Le courage de la participation citoyenne
En terme général, l’Amérique centrale a dû beaucoup lutter pour ce qui s’appelle la participation citoyenne. Dans presque toute la région, il y a eu des guerres, des génocides, l’extermination de peuples originaires et de peuples d’ascendance africaine… Donc le concept de participation citoyenne est quelque chose de très récent dans l’histoire de l’Amérique centrale. Or je pense que ce concept de participation citoyenne est la pratique la plus importante pour l’avenir de toutes les femmes de la région. Car au sein des groupes vulnérables, violés dans leurs droits humains, les plus violentées ont été les femmes. Ce qui signifie que les personnes qui ont le moins exercé la participation citoyenne ont été les femmes.
Parler a toujours été risqué dans l’histoire de l’Amérique centrale. Se manifester en public n’a jamais été facile. Il a fallu faire face à de graves conséquences comme Monseigneur Romero (2). Dénoncer la vérité, dénoncer les violations, dénoncer les abus de pouvoir, a coûté la mort à de nombreuses personnes dans la région. Donc il y a une peur de participer en tant que citoyen, et c’est resté dans notre ADN. Il faut bien réaliser ce que signifie, pour une femme d’une communauté, se mettre debout devant une assemblée et parler. Le courage des femmes dans tous les domaines, de la famille jusqu’au national, de pouvoir parler en public, faire valoir leurs besoins et proposer les solutions qu’elles veulent, qu’elles pensent, est la chose la plus importante de l’histoire de la vie des femmes.

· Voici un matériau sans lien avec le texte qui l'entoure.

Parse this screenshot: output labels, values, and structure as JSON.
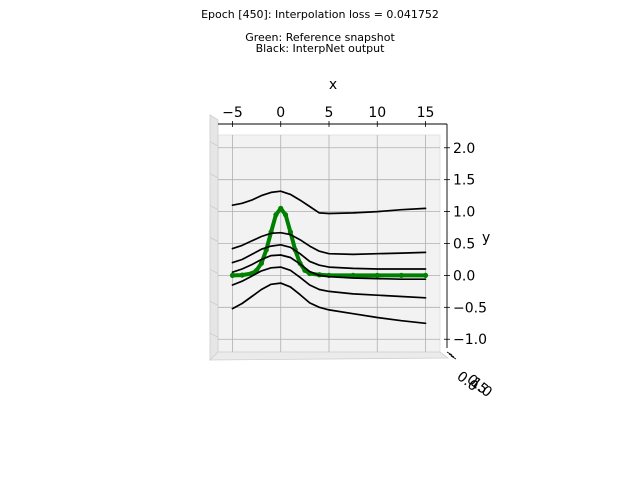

Un travail d’accompagnement de long terme
Une femme debout là, parlant de manière super détendue, ça semble facile. Mais ça n’a pas été facile. Parfois, le travail de Fundasal commence par l’alphabétisation car ce sont des femmes qui ne sont pas allées à l’école. Elles ont donc commencé, en étant déjà adultes, à apprendre à lire et à écrire. Nos projets peuvent durer 10 ans, en termes constructifs, sociaux et économiques. Cela signifie qu’en 10 ans, les femmes ont appris à lire et à écrire, à savoir identifier les violations de droits humains, à savoir proposer des solutions en accord avec leurs réflexions, avec leurs besoins et à mettre en œuvre les solutions, prendre en main les outils nécessaires pour la transformation de leurs conditions de vie. Ceci est le plus grand pas que la population peut réaliser en terme de développement.
(Traduction : Mayra Agudelo)
(1) Fundasal, partenaire d’Habitat-Cité, est une prestigieuse fondation salvadorienne qui lutte depuis 1968 pour le droit au logement.
(2) Monseigneur Romero : archevêque de San Salvador, il a été assassiné en pleine messe le 24 mars 1980 pour avoir été le défenseur des droits de l’homme et particulièrement des paysans de son diocèse.